What about a discrete probability distribution? Let's use a probability distribution where we choose 1 20% of the time, 2 50% of the time, and 3 30% of the time. This will require us to modify our Monte Carlo function somewhat:
In [3]:
# p_a is the probability that option a is chosen,
# s_a is the result if a is chosen, and so on
@numba.jit
def MCHist2(n_hist, p_a, s_a, p_b, s_b, p_c, s_c):
res = 0
for _ in range(0, n_hist):
x = random.random()
# The probabilities are cumulative
if x <= p_a:
res += s_a
elif x <= (p_a + p_b):
res += s_b
elif x <= (p_a + p_b + p_c):
res += s_c
return res / float(n_hist)
@numba.jit
def MCLoop2(n_hist, n_samp):
# For numba's sake, need to fill the list with the type
results = [2.0]
for _ in range(0, n_hist):
results.append(MCHist2(n_samp, 0.2, 1, 0.5, 2, 0.3, 3))
return results
# User-defined parameters
# We need a few more samples to get the shape to look right
num_samples3 = int(1e3) # First "for" loop
num_hist3 = int(1e7) # Second "for" loop
# Run the simulation
results3 = MCLoop2(num_hist3, num_samples3)
# Plot the results
f = sns.distplot(results3)
f.set_xlabel('Mean')
f.set_title('Discrete Distribution');
This may be an even more surprising result. We chose a very simple distribution which was not even continuous, and we still get a normal distribution of the sample means!

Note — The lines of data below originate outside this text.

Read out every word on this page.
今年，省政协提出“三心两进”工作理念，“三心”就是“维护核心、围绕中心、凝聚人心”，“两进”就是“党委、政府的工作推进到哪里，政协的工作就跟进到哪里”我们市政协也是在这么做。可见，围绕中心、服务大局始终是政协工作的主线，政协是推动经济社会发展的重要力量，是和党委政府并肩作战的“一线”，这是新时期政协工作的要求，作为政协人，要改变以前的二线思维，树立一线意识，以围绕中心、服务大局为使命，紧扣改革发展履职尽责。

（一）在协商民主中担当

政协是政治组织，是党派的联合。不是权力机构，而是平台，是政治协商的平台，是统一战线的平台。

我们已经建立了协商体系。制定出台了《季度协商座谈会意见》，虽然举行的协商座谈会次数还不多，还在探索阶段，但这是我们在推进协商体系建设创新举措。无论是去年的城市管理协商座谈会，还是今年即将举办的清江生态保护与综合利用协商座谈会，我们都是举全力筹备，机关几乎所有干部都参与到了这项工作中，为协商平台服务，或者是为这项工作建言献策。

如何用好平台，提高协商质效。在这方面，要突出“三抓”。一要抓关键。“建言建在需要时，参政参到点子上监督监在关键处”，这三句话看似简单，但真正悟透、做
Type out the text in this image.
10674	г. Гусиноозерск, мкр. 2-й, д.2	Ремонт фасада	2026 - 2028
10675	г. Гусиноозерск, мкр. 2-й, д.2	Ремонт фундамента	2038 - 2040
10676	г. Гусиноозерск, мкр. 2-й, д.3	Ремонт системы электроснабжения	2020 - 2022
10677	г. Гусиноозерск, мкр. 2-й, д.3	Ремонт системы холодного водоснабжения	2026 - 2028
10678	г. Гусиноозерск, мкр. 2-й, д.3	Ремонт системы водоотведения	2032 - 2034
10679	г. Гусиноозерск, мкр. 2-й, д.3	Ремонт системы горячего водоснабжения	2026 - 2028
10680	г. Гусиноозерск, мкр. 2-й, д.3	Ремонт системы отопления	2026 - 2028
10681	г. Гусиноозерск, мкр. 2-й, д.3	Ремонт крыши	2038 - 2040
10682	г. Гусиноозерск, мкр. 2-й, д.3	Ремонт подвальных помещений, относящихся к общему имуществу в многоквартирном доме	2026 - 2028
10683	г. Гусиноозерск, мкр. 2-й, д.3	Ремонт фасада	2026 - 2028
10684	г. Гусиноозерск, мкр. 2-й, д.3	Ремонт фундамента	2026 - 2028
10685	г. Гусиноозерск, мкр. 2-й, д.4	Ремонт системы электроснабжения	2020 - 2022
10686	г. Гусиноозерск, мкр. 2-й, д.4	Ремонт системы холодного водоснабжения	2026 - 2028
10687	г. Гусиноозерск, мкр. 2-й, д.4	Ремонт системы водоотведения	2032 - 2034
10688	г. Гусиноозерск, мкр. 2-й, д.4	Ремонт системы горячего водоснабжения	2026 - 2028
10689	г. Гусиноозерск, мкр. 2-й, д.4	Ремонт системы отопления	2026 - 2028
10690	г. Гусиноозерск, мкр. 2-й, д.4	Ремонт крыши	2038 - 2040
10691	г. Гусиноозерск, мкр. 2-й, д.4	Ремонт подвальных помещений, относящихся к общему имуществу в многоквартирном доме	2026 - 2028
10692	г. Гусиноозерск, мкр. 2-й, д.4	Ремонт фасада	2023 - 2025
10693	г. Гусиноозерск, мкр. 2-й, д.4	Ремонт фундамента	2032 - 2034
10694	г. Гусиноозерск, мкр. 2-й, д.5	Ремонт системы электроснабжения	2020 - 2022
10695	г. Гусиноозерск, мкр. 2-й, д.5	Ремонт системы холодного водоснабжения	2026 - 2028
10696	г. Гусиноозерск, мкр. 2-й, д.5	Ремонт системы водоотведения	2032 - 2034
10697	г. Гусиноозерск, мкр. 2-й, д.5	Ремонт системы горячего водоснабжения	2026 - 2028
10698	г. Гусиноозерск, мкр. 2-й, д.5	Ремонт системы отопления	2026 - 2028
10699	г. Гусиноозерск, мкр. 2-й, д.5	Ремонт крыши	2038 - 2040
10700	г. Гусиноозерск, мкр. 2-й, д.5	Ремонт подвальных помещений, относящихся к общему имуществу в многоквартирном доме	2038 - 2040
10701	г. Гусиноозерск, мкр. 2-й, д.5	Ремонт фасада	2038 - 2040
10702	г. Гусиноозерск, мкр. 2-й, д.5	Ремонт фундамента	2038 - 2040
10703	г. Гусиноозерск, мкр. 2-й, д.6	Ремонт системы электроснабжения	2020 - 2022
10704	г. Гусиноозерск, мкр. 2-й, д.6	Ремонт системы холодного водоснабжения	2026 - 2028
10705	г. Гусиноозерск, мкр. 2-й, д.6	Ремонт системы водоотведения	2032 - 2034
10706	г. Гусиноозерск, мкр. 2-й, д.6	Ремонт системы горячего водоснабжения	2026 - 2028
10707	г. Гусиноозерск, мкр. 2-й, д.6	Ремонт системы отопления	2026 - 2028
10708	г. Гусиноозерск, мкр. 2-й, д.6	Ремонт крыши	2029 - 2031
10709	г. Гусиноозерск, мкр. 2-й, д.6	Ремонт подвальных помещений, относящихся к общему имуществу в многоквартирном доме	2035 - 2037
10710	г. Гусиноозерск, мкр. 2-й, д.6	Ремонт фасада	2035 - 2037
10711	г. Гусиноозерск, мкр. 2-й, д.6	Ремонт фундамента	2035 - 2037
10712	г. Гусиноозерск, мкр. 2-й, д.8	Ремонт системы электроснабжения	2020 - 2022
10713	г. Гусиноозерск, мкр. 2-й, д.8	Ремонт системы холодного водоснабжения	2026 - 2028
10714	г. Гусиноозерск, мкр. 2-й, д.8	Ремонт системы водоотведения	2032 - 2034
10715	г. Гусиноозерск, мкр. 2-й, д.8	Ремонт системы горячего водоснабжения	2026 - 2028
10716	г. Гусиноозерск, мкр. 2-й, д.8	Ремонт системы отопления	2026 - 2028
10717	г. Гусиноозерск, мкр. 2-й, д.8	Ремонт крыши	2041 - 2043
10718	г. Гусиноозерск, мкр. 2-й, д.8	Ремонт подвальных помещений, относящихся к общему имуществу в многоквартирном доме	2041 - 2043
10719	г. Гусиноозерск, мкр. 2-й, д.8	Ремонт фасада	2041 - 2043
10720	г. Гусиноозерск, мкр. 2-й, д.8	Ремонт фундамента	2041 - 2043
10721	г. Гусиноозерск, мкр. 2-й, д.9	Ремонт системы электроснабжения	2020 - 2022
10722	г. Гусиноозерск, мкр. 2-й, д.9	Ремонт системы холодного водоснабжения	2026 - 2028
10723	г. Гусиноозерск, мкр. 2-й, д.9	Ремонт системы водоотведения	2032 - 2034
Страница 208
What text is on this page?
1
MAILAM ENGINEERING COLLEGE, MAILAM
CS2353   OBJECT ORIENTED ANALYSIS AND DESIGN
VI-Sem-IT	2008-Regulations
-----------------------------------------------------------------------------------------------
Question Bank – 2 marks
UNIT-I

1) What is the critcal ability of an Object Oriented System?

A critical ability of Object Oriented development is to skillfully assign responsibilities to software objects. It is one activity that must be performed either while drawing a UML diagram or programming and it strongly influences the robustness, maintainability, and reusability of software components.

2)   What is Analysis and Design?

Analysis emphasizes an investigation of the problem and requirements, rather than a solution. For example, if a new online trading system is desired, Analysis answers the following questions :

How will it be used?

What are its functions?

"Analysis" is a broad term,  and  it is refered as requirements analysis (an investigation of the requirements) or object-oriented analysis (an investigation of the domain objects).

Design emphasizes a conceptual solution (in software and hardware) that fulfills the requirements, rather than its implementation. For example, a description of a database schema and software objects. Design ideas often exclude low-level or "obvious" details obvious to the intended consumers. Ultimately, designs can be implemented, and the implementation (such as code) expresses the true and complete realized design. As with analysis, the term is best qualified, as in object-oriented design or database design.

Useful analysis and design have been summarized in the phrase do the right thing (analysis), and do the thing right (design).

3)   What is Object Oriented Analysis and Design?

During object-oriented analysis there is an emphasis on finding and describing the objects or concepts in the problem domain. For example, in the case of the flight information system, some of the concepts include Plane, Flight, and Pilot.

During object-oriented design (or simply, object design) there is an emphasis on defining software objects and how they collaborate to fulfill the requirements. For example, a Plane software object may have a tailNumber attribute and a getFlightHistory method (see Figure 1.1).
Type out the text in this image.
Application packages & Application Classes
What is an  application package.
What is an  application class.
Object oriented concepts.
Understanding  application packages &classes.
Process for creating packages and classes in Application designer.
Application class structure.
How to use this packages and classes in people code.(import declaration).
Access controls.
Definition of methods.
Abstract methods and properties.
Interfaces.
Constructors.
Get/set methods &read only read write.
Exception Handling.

One last example. Let's use an initial distribution which is a linear combination of all three distributions that we tried: a Weibull, a uniform, and a discrete. Will the Central Limit Theorem still hold in this case?
In [5]:
@numba.jit
def MCHist3(n_hist, alpha, beta, a, b, p_a, s_a, p_b, s_b, p_c, s_c):
res = 0
for _ in range(0, n_hist):
val = 0
# Weibull part
val += random.weibullvariate(alpha, beta)
# Uniform part
val += random.uniform(a, b)
# Discrete part
x = random.random()
if x <= p_a:
val += s_a
elif x <= (p_a + p_b):
val += s_b
elif x <= (p_a + p_b + p_c):
val += s_c
# Add the sum of all three distributions to the total results
res += val
return res / float(n_hist)
@numba.jit
def MCLoop3(n_hist, n_samp):
# For numba's sake, need to fill the list with the type
results = [6.0]
for _ in range(0, n_hist):
results.append(MCHist3(n_samp, 2, 1.4, 0, 4, 0.2, 1, 0.5, 2, 0.3, 3))
return results
# User-defined parameters
num_samples4 = int(1e3) # First "for" loop
num_hist4 = int(1e5) # Second "for" loop
# Run the simulation
results4 = MCLoop3(num_hist4, num_samples4)
# Plot the results
f = sns.distplot(results4)
f.set_xlabel('Mean')
f.set_title('Mixed Distribution');
As you might have expected by now, the Central Limit Theorem still holds, even if the initial distribution is a linear combination of several different distributions.